El Consejo de Ministros aprobó ayer el decreto que regula las normas de calidad y seguridad para la donación y uso de células y tejidos humanos, que incluye una detallada regulación de los bancos de células de cordón umbilical con un «espíritu de donación altruista».
La regulación de los bancos de cordón umbilical provocó este año una polémica entre el Gobierno y la Comunidad de Madrid, ya que este ejecutivo regional aprobó un decreto sobre los bancos privados de sangre de cordón umbilical, que rechazó el Ministerio de Sanidad y que, en mayo pasado, suspendió cautelarmente el Tribunal Superior de Justicia de Madrid.

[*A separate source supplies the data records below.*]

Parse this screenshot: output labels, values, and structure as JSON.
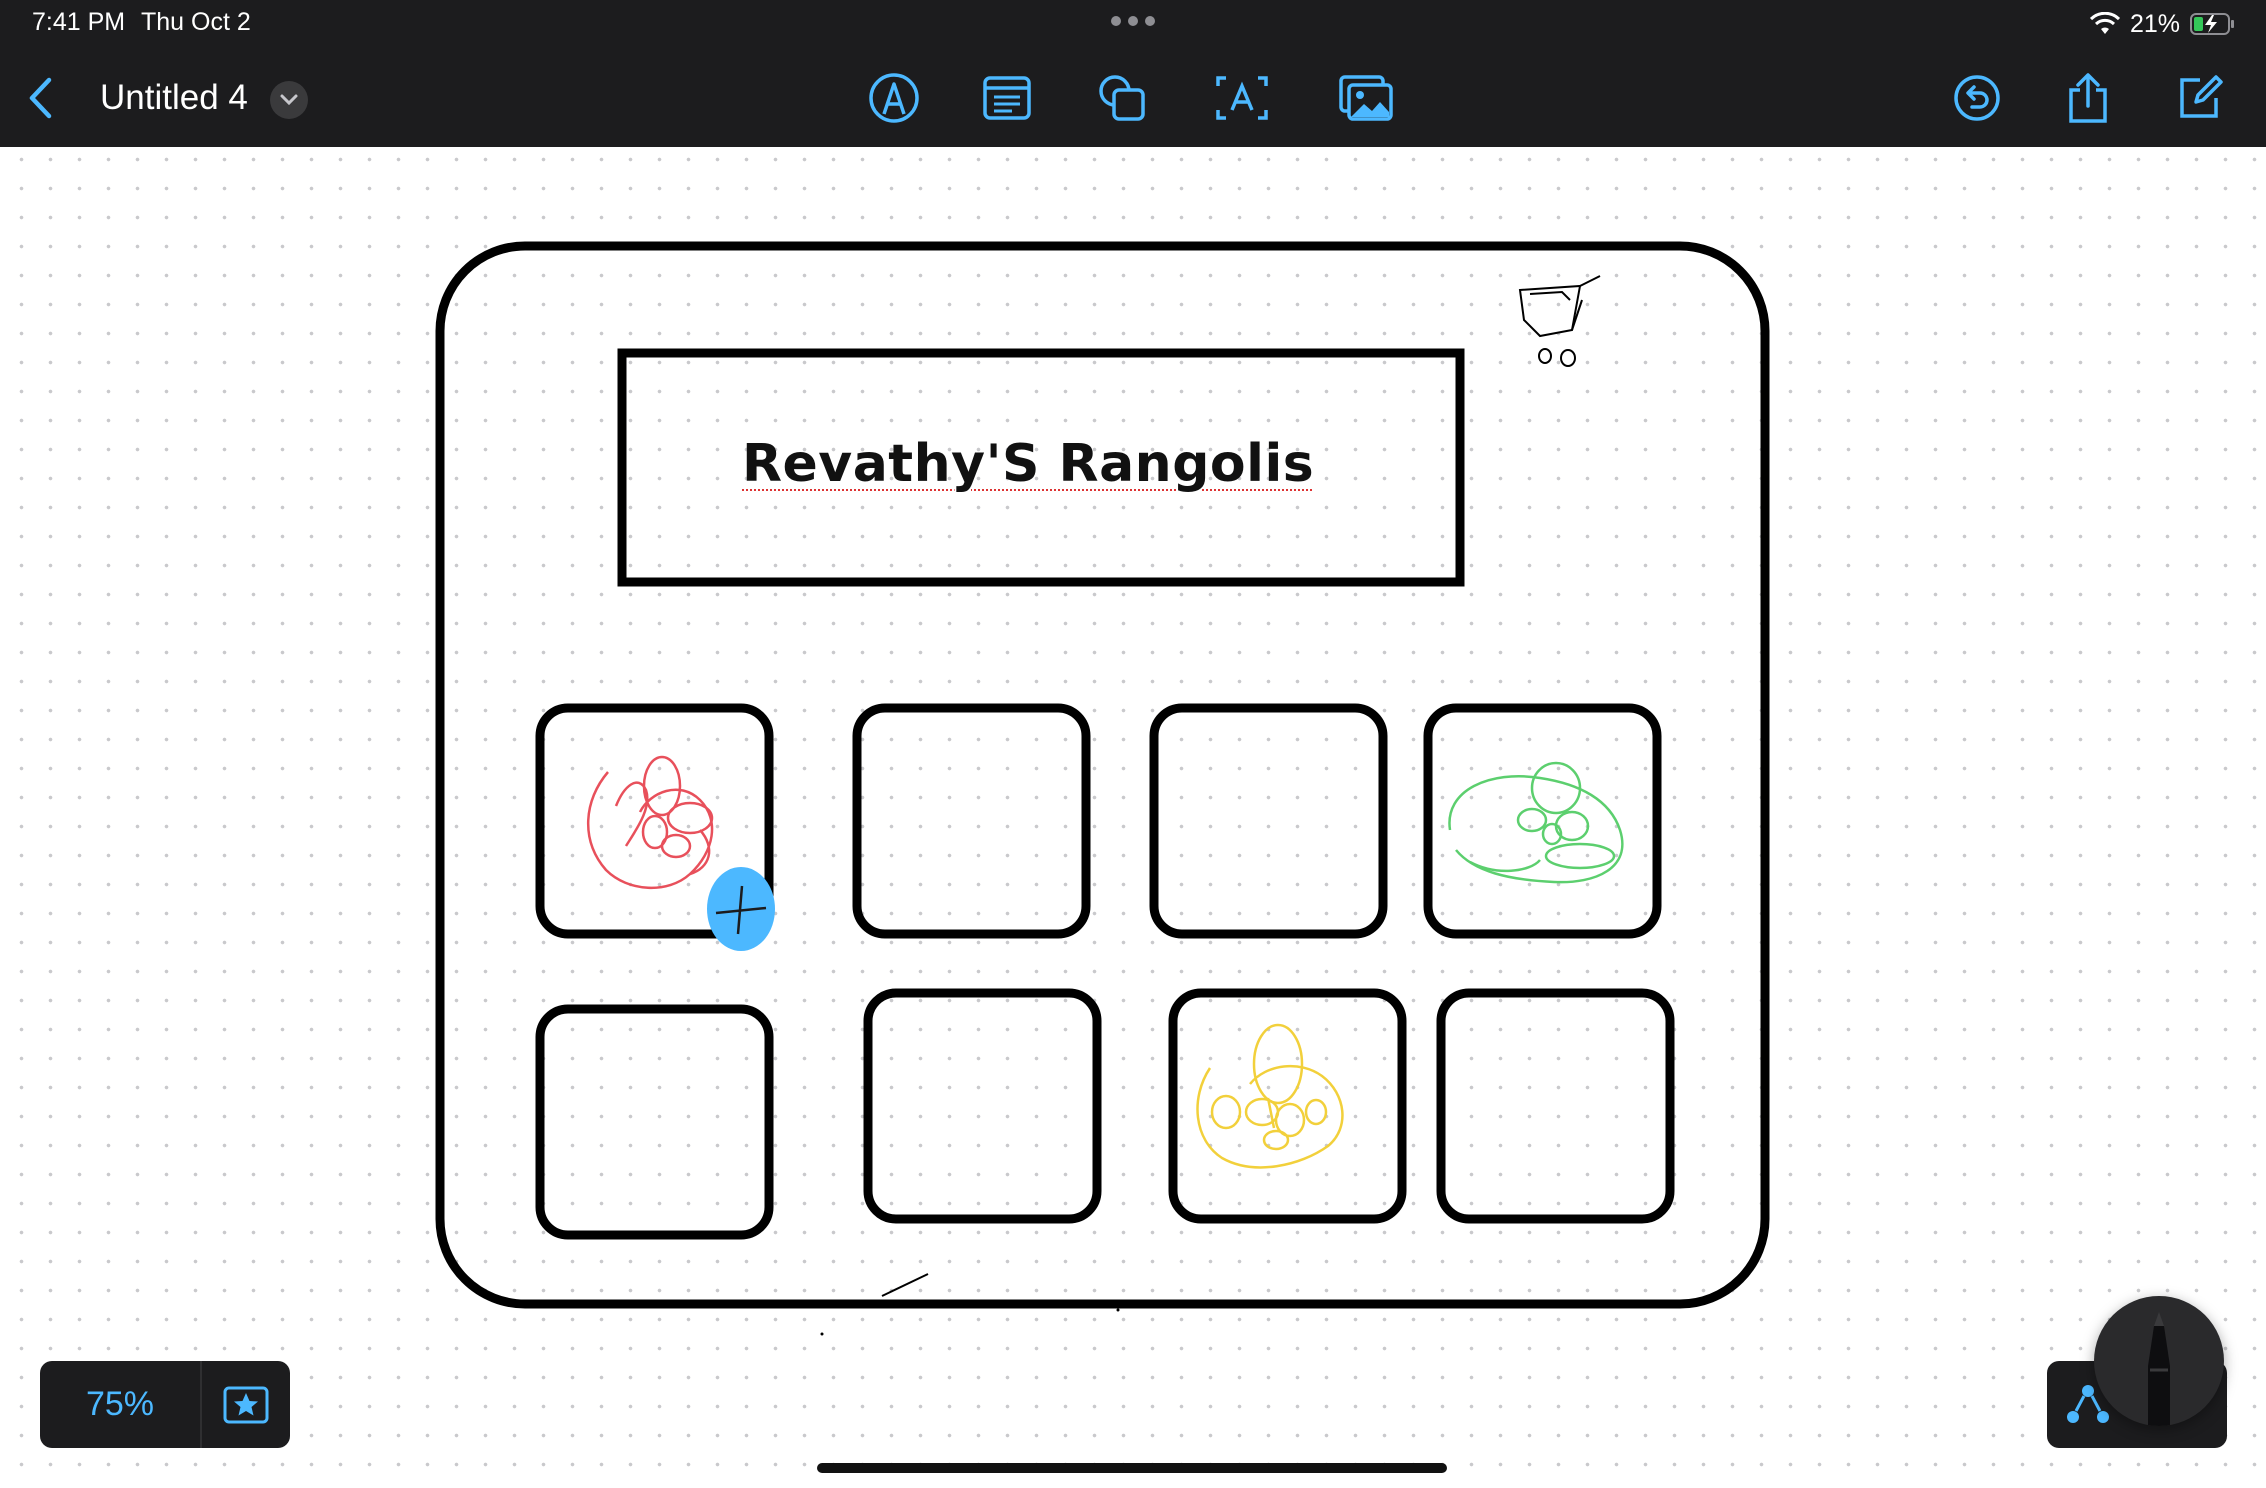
{
  "status_bar": {
    "time": "7:41 PM",
    "date": "Thu Oct 2",
    "battery": "21%"
  },
  "toolbar": {
    "title": "Untitled 4",
    "tools": [
      "pen-tool",
      "text-box",
      "shapes",
      "text",
      "media"
    ],
    "accent_color": "#4cb8ff"
  },
  "board": {
    "title": "Revathy'S Rangolis",
    "tiles_per_row": 4,
    "rows": 2,
    "doodle_colors": {
      "red": "#e8505b",
      "green": "#5ccf6e",
      "yellow": "#f2d03b"
    }
  },
  "bottom": {
    "zoom": "75%"
  },
  "colors": {
    "toolbar_bg": "#1c1c1e",
    "accent": "#4cb8ff",
    "ink": "#000000"
  }
}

El decreto aprobado ayer autoriza los bancos privados de unidades de sangre de cordón umbilical para eventual uso autólogo, pero estas unidades deberán estar a disposición de cualquier enfermo, posibilidad que deberá ser comunicada a los padres antes de proceder a la extracción de la unidad, señalan en sendas notas el Ministerio de Sanidad y la referencia oficial del Consejo de Ministros.
En la conferencia de prensa tras el Consejo de Ministros, la vicepresidenta primera del Gobierno, María Teresa Fernández de la Vega, dijo que esta regulación «impide que las comunidades autónomas, alguna ya lo ha intentado, creen bancos privados sin fijar siquiera estándares cualitativos».
Contra el mercantilismo
Fernández De la Vega agregó que quienes intentaron esa regulación, lo hicieron «desoyendo las recomendaciones de los expertos de todo el mundo y de las autoridades sanitarias internacionales, e introduciendo en nuestro sistema de trasplantes un factor de mercantilismo y de falta de seguridad». La también portavoz del Gobierno dijo que el decreto «pone especial cuidado en el funcionamiento de los bancos de cordón umbilical, permitiendo que se puedan guardar células y tejidos para su posible uso futuro, ya sea en la misma persona o en otras enfermas, siempre con plenas garantías de seguridad».
«Para ello -añadió De la Vega- se fijan requisitos muy concretos y se permite el acceso a las muestras de cualquier enfermo que lo precise en el mundo a través de una red internacional de bancos de cordones y bajo estrictas condiciones médicas y de seguridad».
En lo relativo a los bancos de células de cordón umbilical, se regula en el decreto, desde el espíritu de donación altruista, tanto su uso alogénico (cuando el cordón se dona para su aplicación en terceras personas), como autólogo (cuando se almacena para la utilización en el propio donante).
Respecto a los bancos con fines autólogos, se establecen una serie de requisitos como que la información que se suministre a la familia sobre las posibilidades de estas prácticas sea veraz, fidedigna y supervisada por las autoridades sanitarias competentes.